Orthopaedic Surgery Physician Scientist Training Program Overview and Expectations

Orthopaedic surgery physician scientists spend two years in the Orthopaedic Research Laboratories gaining valuable experience for future research, and building confidence to act as independent principal investigators.

As a physician scientist in our program, you’ll design and execute experiments, generate preliminary data, write research proposals and grants, develop skills in obtaining research funding and publish high-quality research manuscripts.

We encourage presentation of research findings at national and international conferences. Annual meetings attended on a regular basis include the American Academy of Orthopaedic Surgeons, Orthopaedic Research Society, American Society for Surgery of the Hand, North Carolina Orthopaedic Association, Southern Orthopaedic Association and Eastern Orthopaedic Association.

You’ll be mentored by experienced basic science researchers and clinical collaborators. You won’t have call obligations; however, you’ll participate in the core educational curriculum of the five-year residency including educational conferences, orthopaedic grand rounds and subspecialty journal clubs. Physician scientists may serve as medical student facilitators and mentor postdoctoral fellows, medical students and visiting international medical students, as well as collaborate with fellow residents in research projects.

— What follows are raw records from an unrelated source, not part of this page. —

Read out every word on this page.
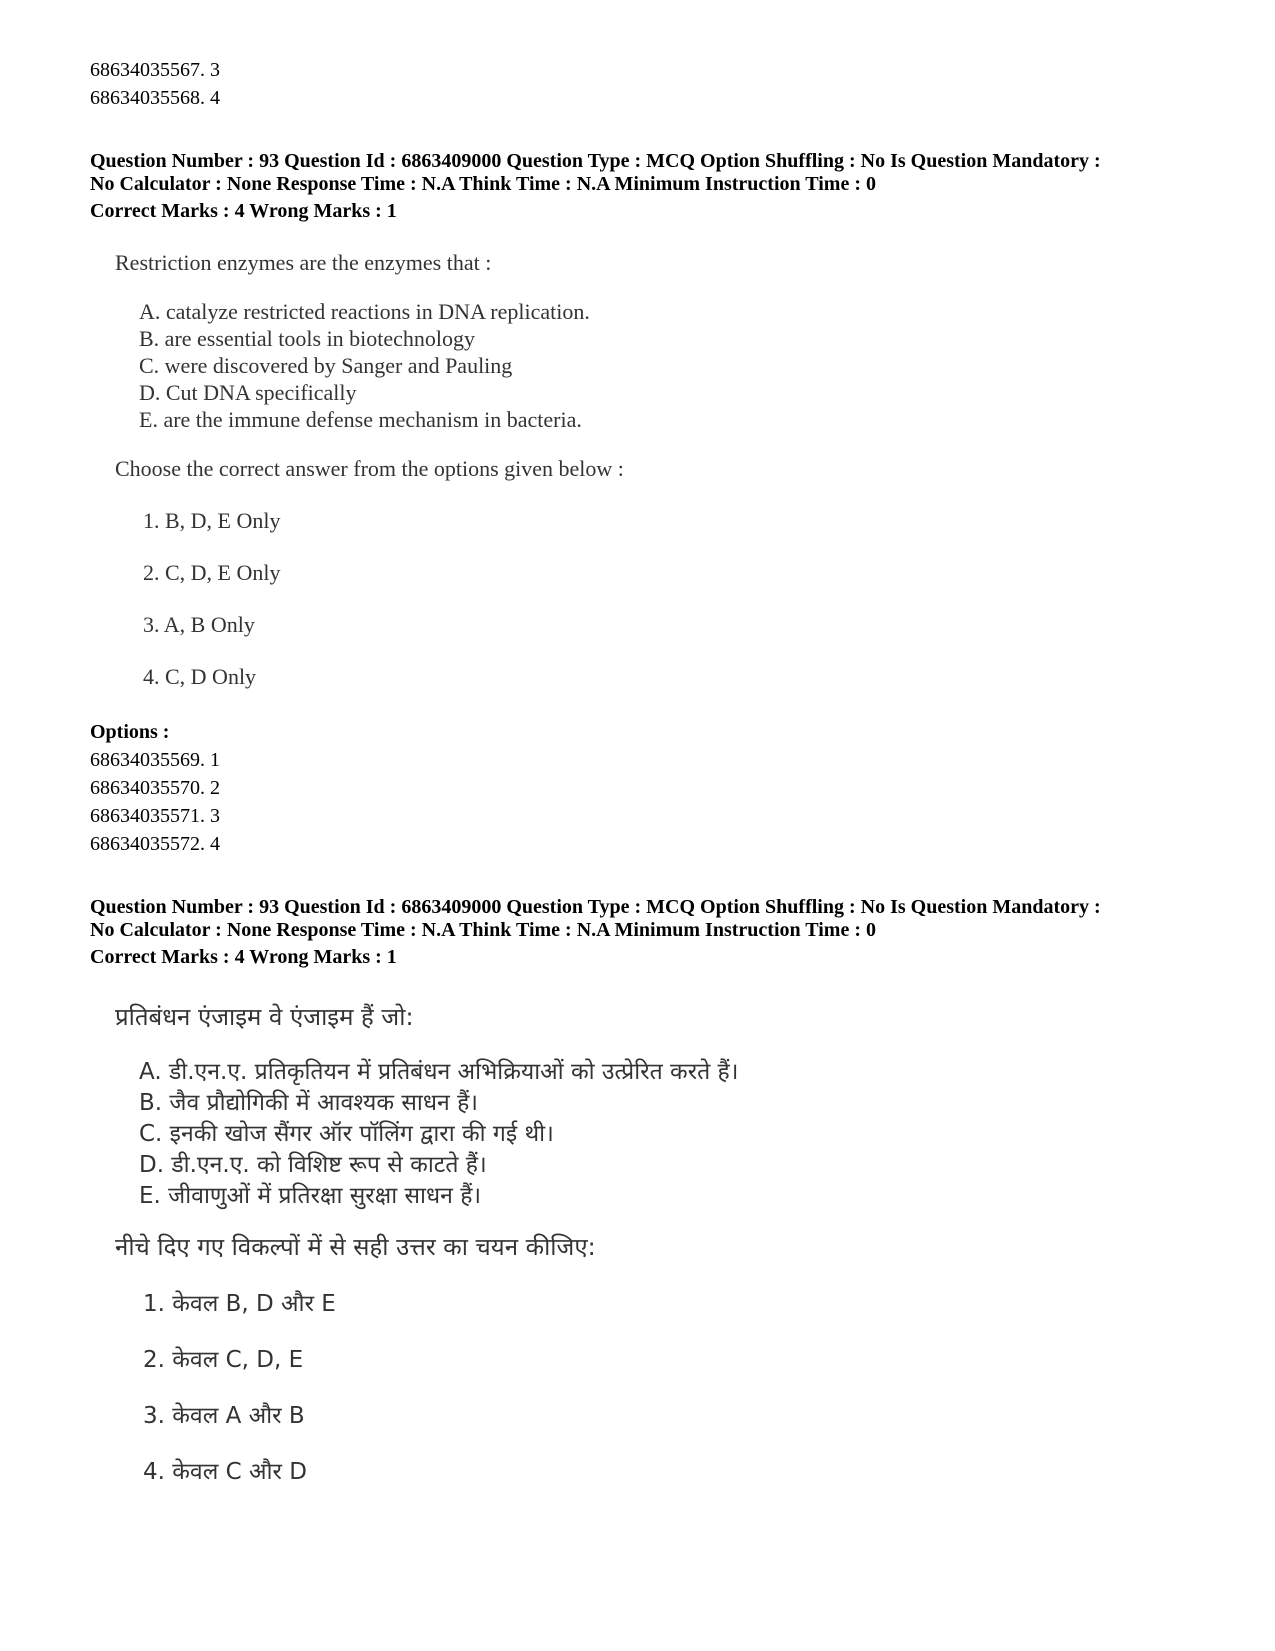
68634035567. 3
68634035568. 4
Question Number : 93 Question Id : 6863409000 Question Type : MCQ Option Shuffling : No Is Question Mandatory :
No Calculator : None Response Time : N.A Think Time : N.A Minimum Instruction Time : 0
Correct Marks : 4 Wrong Marks : 1
Restriction enzymes are the enzymes that :
A. catalyze restricted reactions in DNA replication.
B. are essential tools in biotechnology
C. were discovered by Sanger and Pauling
D. Cut DNA specifically
E. are the immune defense mechanism in bacteria.
Choose the correct answer from the options given below :
1. B, D, E Only
2. C, D, E Only
3. A, B Only
4. C, D Only
Options :
68634035569. 1
68634035570. 2
68634035571. 3
68634035572. 4
Question Number : 93 Question Id : 6863409000 Question Type : MCQ Option Shuffling : No Is Question Mandatory :
No Calculator : None Response Time : N.A Think Time : N.A Minimum Instruction Time : 0
Correct Marks : 4 Wrong Marks : 1
प्रतिबंधन एंजाइम वे एंजाइम हैं जो:
A. डी.एन.ए. प्रतिकृतियन में प्रतिबंधन अभिक्रियाओं को उत्प्रेरित करते हैं।
B. जैव प्रौद्योगिकी में आवश्यक साधन हैं।
C. इनकी खोज सैंगर ऑर पॉलिंग द्वारा की गई थी।
D. डी.एन.ए. को विशिष्ट रूप से काटते हैं।
E. जीवाणुओं में प्रतिरक्षा सुरक्षा साधन हैं।
नीचे दिए गए विकल्पों में से सही उत्तर का चयन कीजिए:
1. केवल B, D और E
2. केवल C, D, E
3. केवल A और B
4. केवल C और D
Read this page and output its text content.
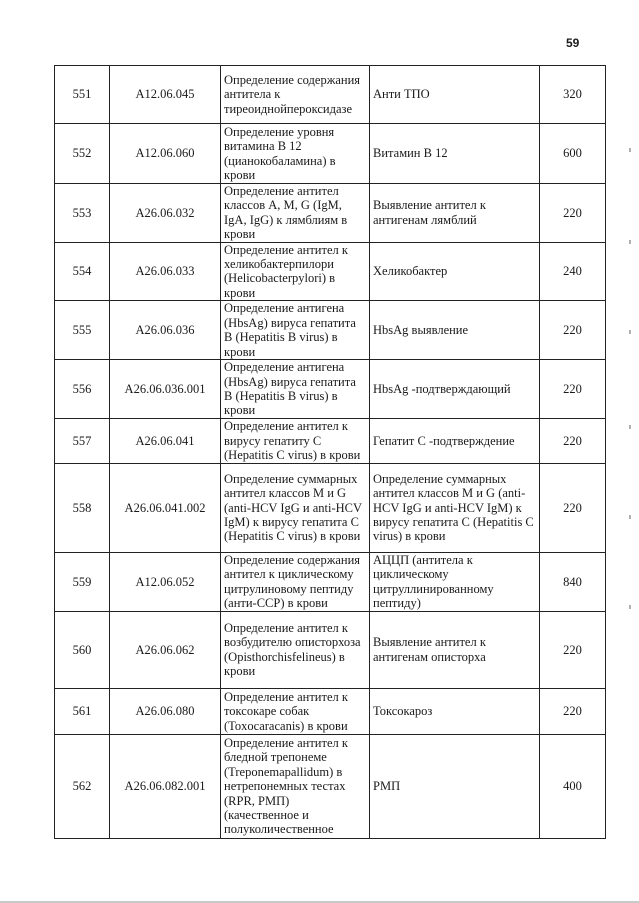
59
551	A12.06.045	Определение содержания антитела к тиреоиднойпероксидазе	Анти ТПО	320
552	A12.06.060	Определение уровня витамина В 12 (цианокобаламина) в крови	Витамин В 12	600
553	A26.06.032	Определение антител классов A, M, G (IgM, IgA, IgG) к лямблиям в крови	Выявление антител к антигенам лямблий	220
554	A26.06.033	Определение антител к хеликобактерпилори (Helicobacterpylori) в крови	Хеликобактер	240
555	A26.06.036	Определение антигена (HbsAg) вируса гепатита В (Hepatitis B virus) в крови	HbsAg выявление	220
556	A26.06.036.001	Определение антигена (HbsAg) вируса гепатита В (Hepatitis B virus) в крови	HbsAg -подтверждающий	220
557	A26.06.041	Определение антител к вирусу гепатиту С (Hepatitis C virus) в крови	Гепатит С -подтверждение	220
558	A26.06.041.002	Определение суммарных антител классов М и G (anti-HCV IgG и anti-HCV IgM) к вирусу гепатита С (Hepatitis C virus) в крови	Определение суммарных антител классов М и G (anti-HCV IgG и anti-HCV IgM) к вирусу гепатита С (Hepatitis C virus) в крови	220
559	A12.06.052	Определение содержания антител к циклическому цитрулиновому пептиду (анти-ССР) в крови	АЦЦП (антитела к циклическому цитруллинированному пептиду)	840
560	A26.06.062	Определение антител к возбудителю описторхоза (Opisthorchisfelineus) в крови	Выявление антител к антигенам описторха	220
561	A26.06.080	Определение антител к токсокаре собак (Toxocaracanis) в крови	Токсокароз	220
562	A26.06.082.001	Определение антител к бледной трепонеме (Treponemapallidum) в нетрепонемных тестах (RPR, РМП) (качественное и полуколичественное	РМП	400
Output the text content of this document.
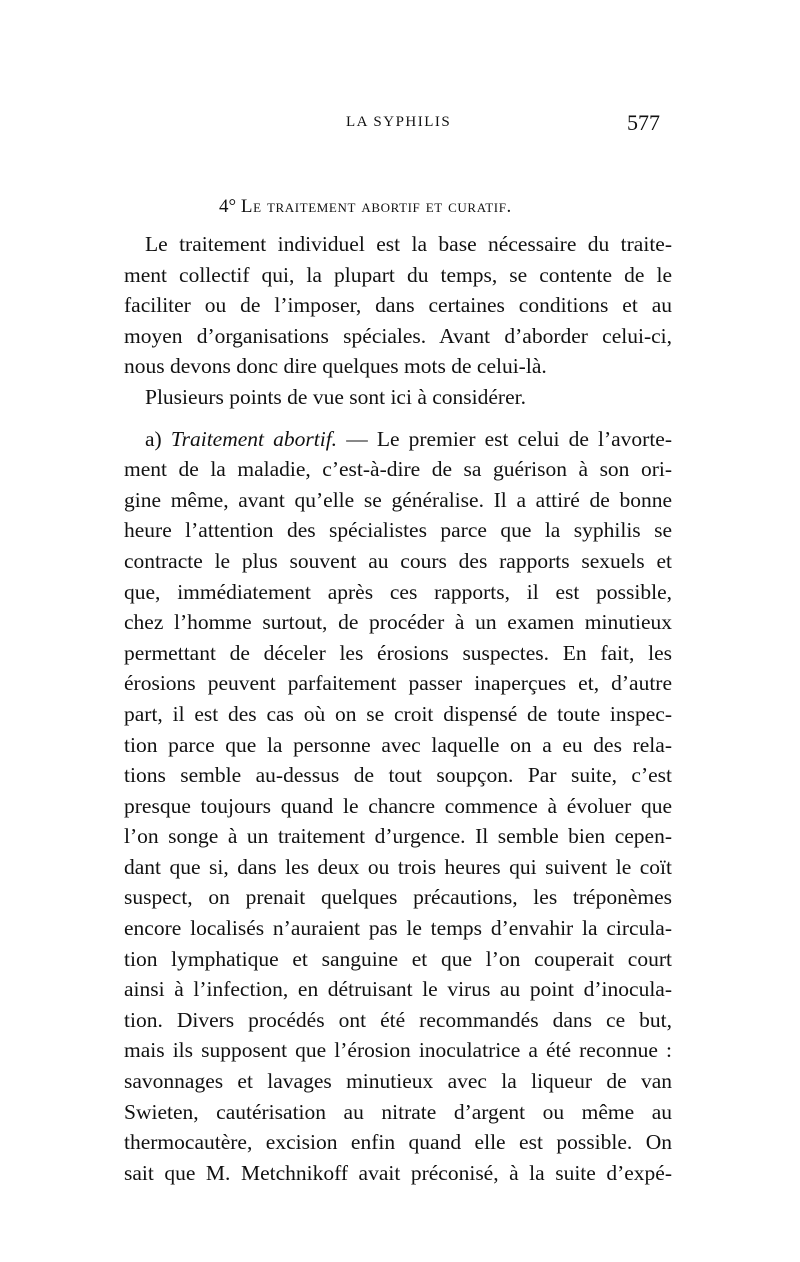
LA SYPHILIS	577
4° Le traitement abortif et curatif.
Le traitement individuel est la base nécessaire du traite-
ment collectif qui, la plupart du temps, se contente de le
faciliter ou de l’imposer, dans certaines conditions et au
moyen d’organisations spéciales. Avant d’aborder celui-ci,
nous devons donc dire quelques mots de celui-là.
Plusieurs points de vue sont ici à considérer.
a) Traitement abortif. — Le premier est celui de l’avorte-
ment de la maladie, c’est-à-dire de sa guérison à son ori-
gine même, avant qu’elle se généralise. Il a attiré de bonne
heure l’attention des spécialistes parce que la syphilis se
contracte le plus souvent au cours des rapports sexuels et
que, immédiatement après ces rapports, il est possible,
chez l’homme surtout, de procéder à un examen minutieux
permettant de déceler les érosions suspectes. En fait, les
érosions peuvent parfaitement passer inaperçues et, d’autre
part, il est des cas où on se croit dispensé de toute inspec-
tion parce que la personne avec laquelle on a eu des rela-
tions semble au-dessus de tout soupçon. Par suite, c’est
presque toujours quand le chancre commence à évoluer que
l’on songe à un traitement d’urgence. Il semble bien cepen-
dant que si, dans les deux ou trois heures qui suivent le coït
suspect, on prenait quelques précautions, les tréponèmes
encore localisés n’auraient pas le temps d’envahir la circula-
tion lymphatique et sanguine et que l’on couperait court
ainsi à l’infection, en détruisant le virus au point d’inocula-
tion. Divers procédés ont été recommandés dans ce but,
mais ils supposent que l’érosion inoculatrice a été reconnue :
savonnages et lavages minutieux avec la liqueur de van
Swieten, cautérisation au nitrate d’argent ou même au
thermocautère, excision enfin quand elle est possible. On
sait que M. Metchnikoff avait préconisé, à la suite d’expé-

Physician scientists at our institution have contributed to many peer-reviewed articles to orthopaedic journals. Since the beginning of the Graduate School collaboration in 2006, physician scientists have successfully obtained PhD degrees in Neuroscience, Molecular Medicine, and Translational Science.

Program Expectations and Goals

Physician scientists are expected to follow the Wake Forest Baptist Health code of conduct, policies and procedures.

Goals of the program include six core competencies:

  • Foster an understanding of society care
  • Develop scientific knowledge
  • Practice research-based learning and improvement
  • Improve interpersonal and communication skills
  • Enhance professionalism
  • Understand systems-based research process and development

These are modeled after the Accreditation Council for Graduate Medical Education (ACGME) core competencies.

Progress is evaluated through quarterly assessment meetings.

Relationship to Five-Year Residency

The Physician Scientist Training Program is a two-year postdoctoral experience distinct from Wake Forest School of Medicine's five-year Orthopaedic Residency Program. If you wish to pursue your residency training at the School of Medicine, you must complete the standard process which includes, in part, an Electronic Residency Application Service residency application, registration for the match, and adherence to the Accreditation Council for Graduate Medical Education (ACGME) and National Resident Matching Program (NRMP) guidelines.

Although the Physician Scientist Training Program and the residency are not linked, they are synergistic, and application to the residency is encouraged and supported. The selection committee factors successful completion of the Physician Scientist Training Program significantly.